Feature Engineering Pipeline
A feature engineering pipeline transforms raw, heterogeneous data sources into clean, normalized, model-ready feature vectors and stores them in a feature store for consistent use during both training and inference.
A feature engineering pipeline transforms raw, heterogeneous data sources into clean, normalized, model-ready feature vectors and stores them in a feature store for consistent use during both training and inference.
What the diagram shows
This flowchart traces the data transformation stages from raw sources to a served feature vector:
1. Raw data sources: the pipeline ingests from multiple origins — event streams (clickstreams, transactions), relational databases, third-party APIs, and unstructured logs. 2. Data extraction: connectors pull batches or streams of raw records for the target entities (users, items, sessions). 3. Data cleaning: null values are imputed, outliers are clipped or flagged, duplicate records are removed, and timestamps are normalized to UTC. 4. Feature transformation: domain-specific features are computed — rolling aggregates (7-day purchase count), ratio features (clicks / impressions), lag features, text embeddings, or geospatial encodings. 5. Feature validation: the computed features are checked against predefined expectations: value ranges, distribution bounds, and null rate thresholds.
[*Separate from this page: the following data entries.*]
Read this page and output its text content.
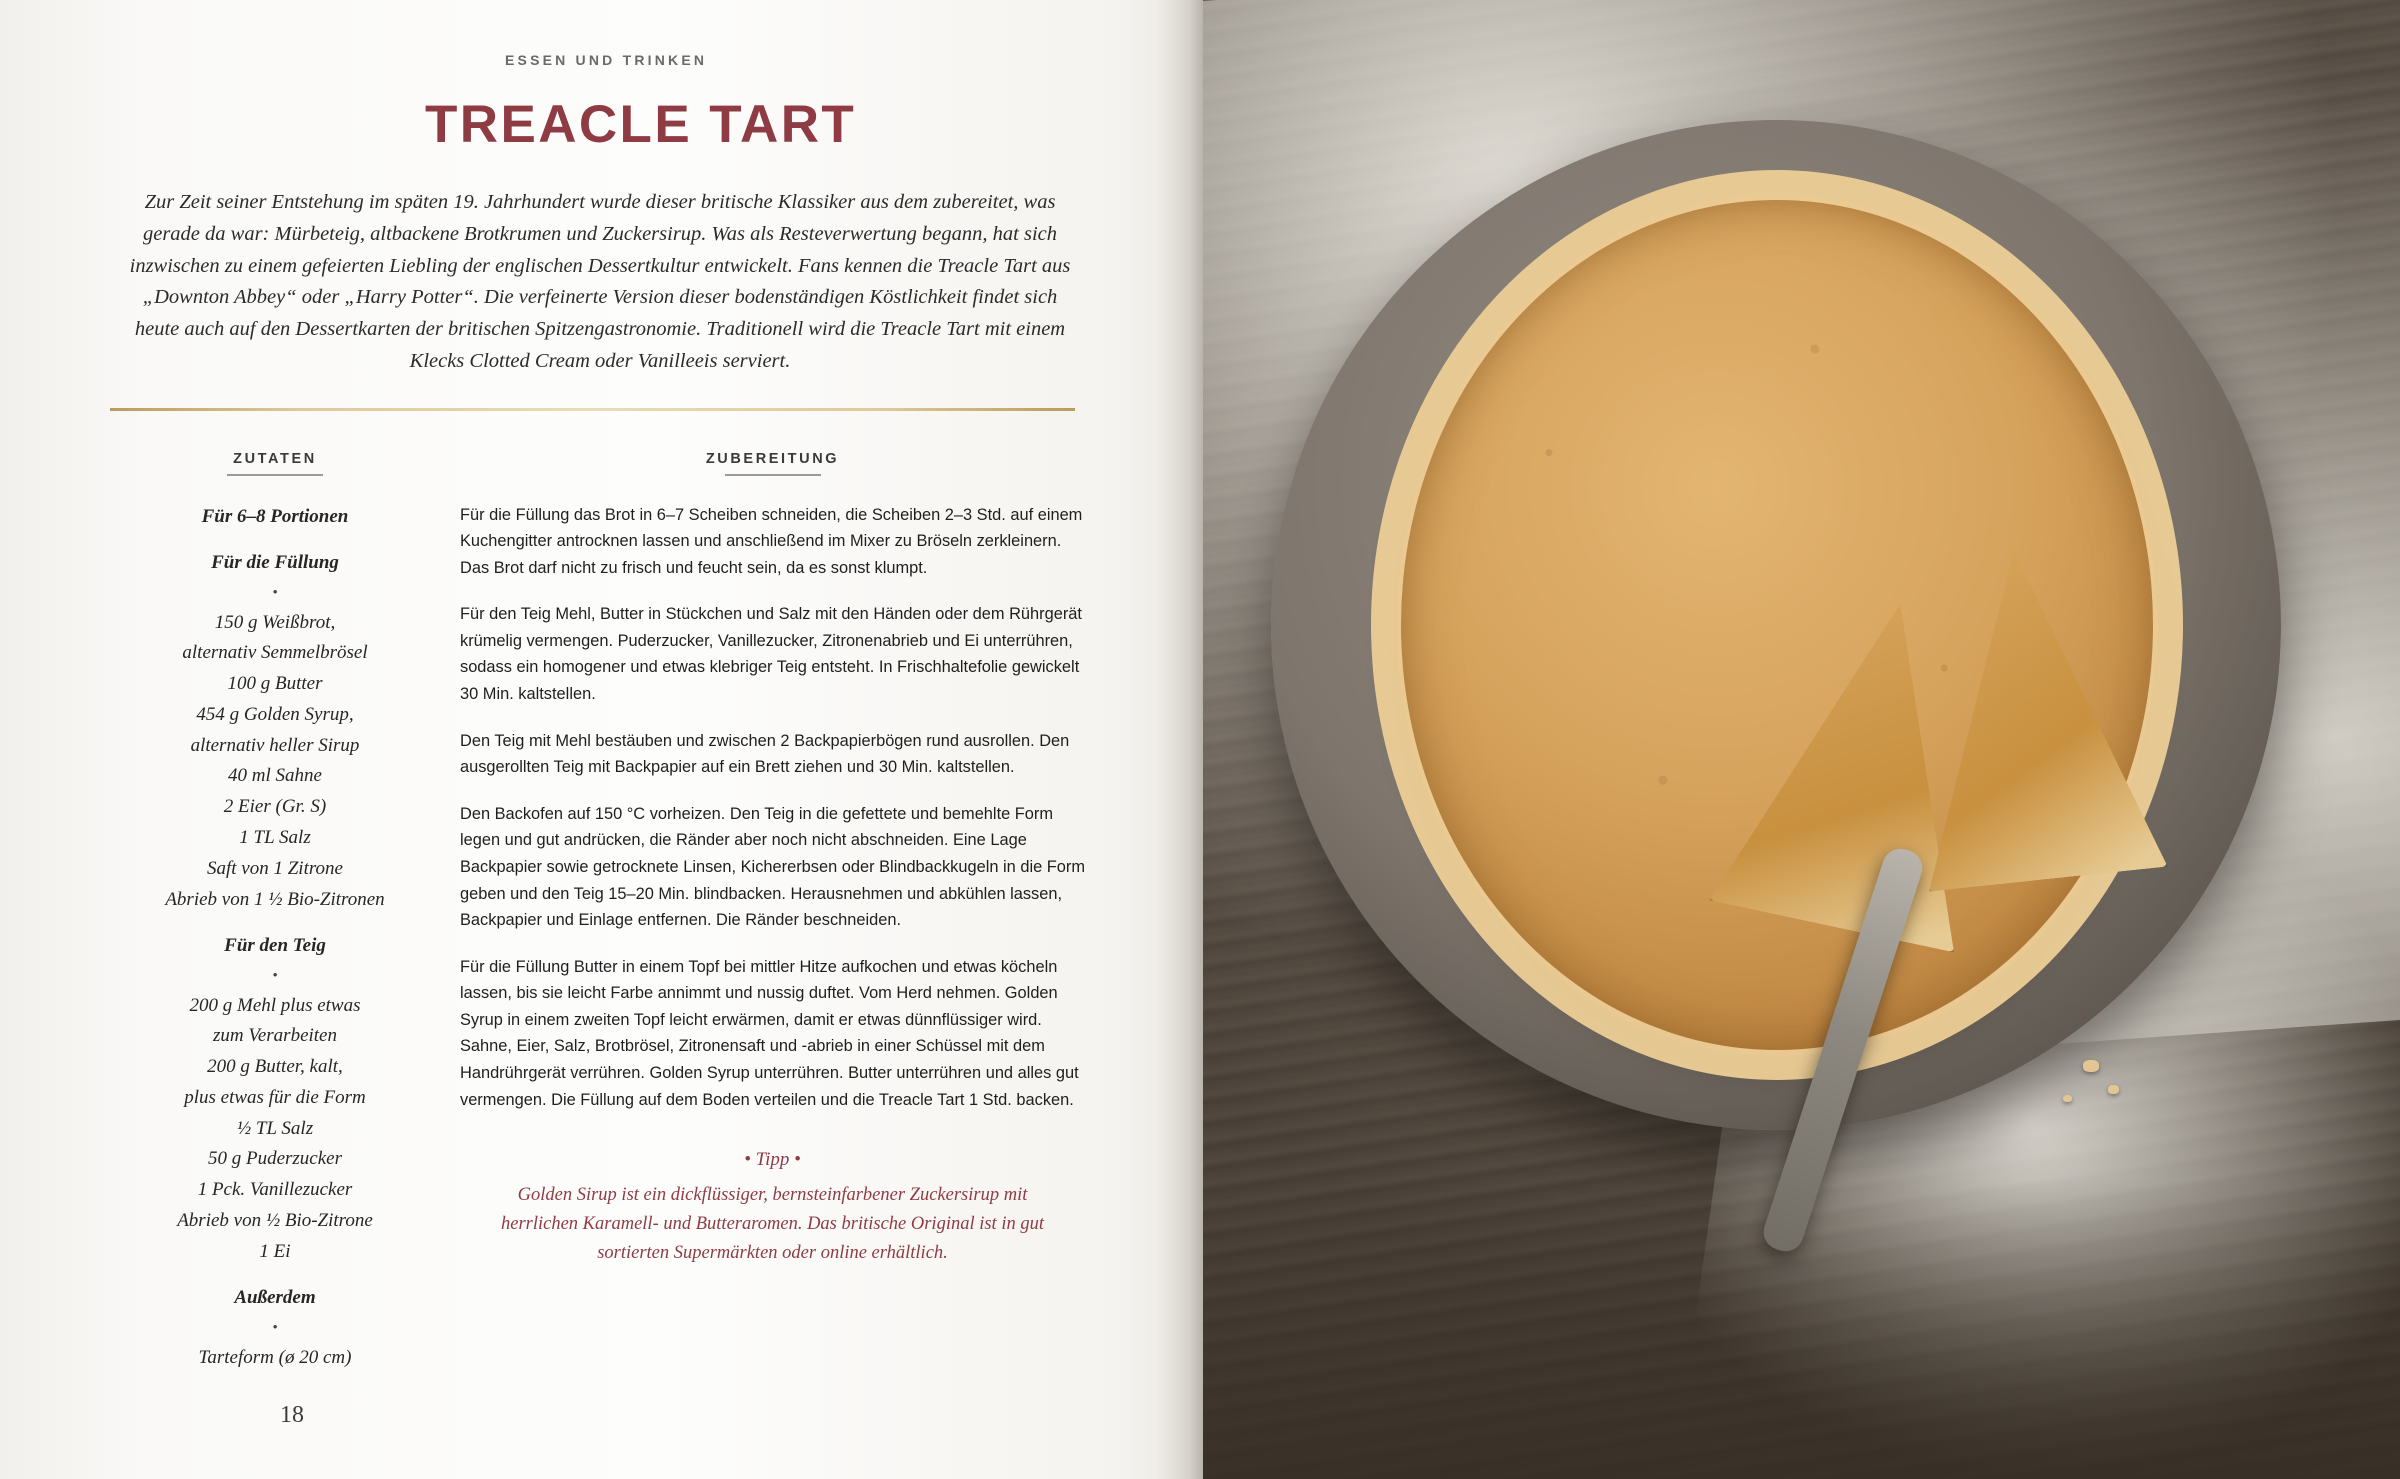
ESSEN UND TRINKEN
TREACLE TART
Zur Zeit seiner Entstehung im späten 19. Jahrhundert wurde dieser britische Klassiker aus dem zubereitet, was gerade da war: Mürbeteig, altbackene Brotkrumen und Zuckersirup. Was als Resteverwertung begann, hat sich inzwischen zu einem gefeierten Liebling der englischen Dessertkultur entwickelt. Fans kennen die Treacle Tart aus „Downton Abbey“ oder „Harry Potter“. Die verfeinerte Version dieser bodenständigen Köstlichkeit findet sich heute auch auf den Dessertkarten der britischen Spitzengastronomie. Traditionell wird die Treacle Tart mit einem Klecks Clotted Cream oder Vanilleeis serviert.
ZUTATEN
Für 6–8 Portionen
Für die Füllung
•
150 g Weißbrot,
alternativ Semmelbrösel
100 g Butter
454 g Golden Syrup,
alternativ heller Sirup
40 ml Sahne
2 Eier (Gr. S)
1 TL Salz
Saft von 1 Zitrone
Abrieb von 1 ½ Bio-Zitronen
Für den Teig
•
200 g Mehl plus etwas
zum Verarbeiten
200 g Butter, kalt,
plus etwas für die Form
½ TL Salz
50 g Puderzucker
1 Pck. Vanillezucker
Abrieb von ½ Bio-Zitrone
1 Ei
Außerdem
•
Tarteform (ø 20 cm)
ZUBEREITUNG

Für die Füllung das Brot in 6–7 Scheiben schneiden, die Scheiben 2–3 Std. auf einem Kuchengitter antrocknen lassen und anschließend im Mixer zu Bröseln zerkleinern. Das Brot darf nicht zu frisch und feucht sein, da es sonst klumpt.

Für den Teig Mehl, Butter in Stückchen und Salz mit den Händen oder dem Rührgerät krümelig vermengen. Puderzucker, Vanillezucker, Zitronenabrieb und Ei unterrühren, sodass ein homogener und etwas klebriger Teig entsteht. In Frischhaltefolie gewickelt 30 Min. kaltstellen.

Den Teig mit Mehl bestäuben und zwischen 2 Backpapierbögen rund ausrollen. Den ausgerollten Teig mit Backpapier auf ein Brett ziehen und 30 Min. kaltstellen.

Den Backofen auf 150 °C vorheizen. Den Teig in die gefettete und bemehlte Form legen und gut andrücken, die Ränder aber noch nicht abschneiden. Eine Lage Backpapier sowie getrocknete Linsen, Kichererbsen oder Blindbackkugeln in die Form geben und den Teig 15–20 Min. blindbacken. Herausnehmen und abkühlen lassen, Backpapier und Einlage entfernen. Die Ränder beschneiden.

Für die Füllung Butter in einem Topf bei mittler Hitze aufkochen und etwas köcheln lassen, bis sie leicht Farbe annimmt und nussig duftet. Vom Herd nehmen. Golden Syrup in einem zweiten Topf leicht erwärmen, damit er etwas dünnflüssiger wird. Sahne, Eier, Salz, Brotbrösel, Zitronensaft und -abrieb in einer Schüssel mit dem Handrührgerät verrühren. Golden Syrup unterrühren. Butter unterrühren und alles gut vermengen. Die Füllung auf dem Boden verteilen und die Treacle Tart 1 Std. backen.

• Tipp •
Golden Sirup ist ein dickflüssiger, bernsteinfarbener Zuckersirup mit herrlichen Karamell- und Butteraromen. Das britische Original ist in gut sortierten Supermärkten oder online erhältlich.
18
Failures here block writes to the feature store. 6. Feature store write: validated features are written to the feature store under a versioned feature group, indexed by entity key and timestamp. 7. Online store sync: low-latency online store (Redis, DynamoDB) is updated for real-time serving during inference (see Inference Pipeline). 8. Offline store: the full historical feature table is written to the offline store (S3, BigQuery) for training data retrieval (see Model Training Pipeline).
Why this matters
Consistent feature computation between training and serving — the "training-serving skew" problem — is one of the most common sources of ML performance degradation in production. A shared feature store eliminates this class of bug entirely.